Large-scale disturbances (over thousands to hundreds of thousands of acres) that cause rapid change (over days to years) and more gradual climate change effects (over decades) will alter the ability of forests to provide ecosystem services, although alterations will vary greatly depending on the tree species and local biophysical conditions. For example, whereas crown fires (forest fires that spread from treetop to treetop) will cause extensive areas of tree mortality in dense, dry forests in the western United States that have not experienced wildfire for several decades, increased fire frequency is expected to facilitate the persistence of sprouting hardwood species such as quaking aspen in western mountains and fire tolerant pine and hardwood species in the eastern United States (see regional chapters for more detail on variation across the United States). Drought, heavy rainfall, altered snowpack, and changing forest conditions are increasing the frequency of low summer streamflow, winter and spring flooding, and low water quality in some locations, with potential negative impacts on aquatic resources and on water supplies for human communities.12,13

From 1990 to 2015, U.S. forests sequestered 742 teragrams (Tg) of carbon dioxide (CO2) per year, offsetting approximately 11% of the Nation’s CO2 emissions.14 U.S. forests are projected to continue to store carbon but at declining rates, as affected by both land use and lower CO2 uptake as forests get older.15,16,17,18 However, carbon accumulation in surface soils (at depths of 0–4 inches) can mitigate the declining carbon sink of U.S. forests if reforestation is routinely implemented at large spatial scales.
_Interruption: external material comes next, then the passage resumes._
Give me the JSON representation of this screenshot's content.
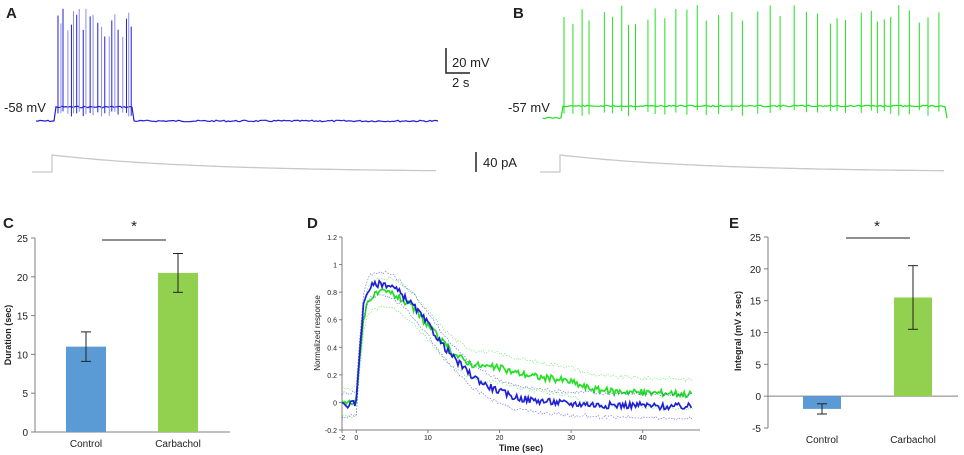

Implementation of climate-informed resource planning and management on forestlands has progressed significantly over the past decade. The ability of society and resource management to continue to adapt to climate change will be determined primarily by socioeconomic factors and organizational capacity. A viable forest-based workforce can facilitate timely actions that minimize negative effects of climate change. Ensuring the continuing health of forest ecosystems and, where desired and feasible, keeping forestland in forest cover are key challenges for society.

   

Climate Change Vulnerabilities and Adaptation Options

To increase resilience to future stressors and disturbances, examples of adaptation options (risk management) have been developed in response to climate change vulnerabilities in forest ecosystems (risk assessment) in the Pacific Northwest. Vulnerabilities and adaptation options vary among different forest ecosystems. From Figure 6.7 (Sources: U.S. Forest Service and University of Washington).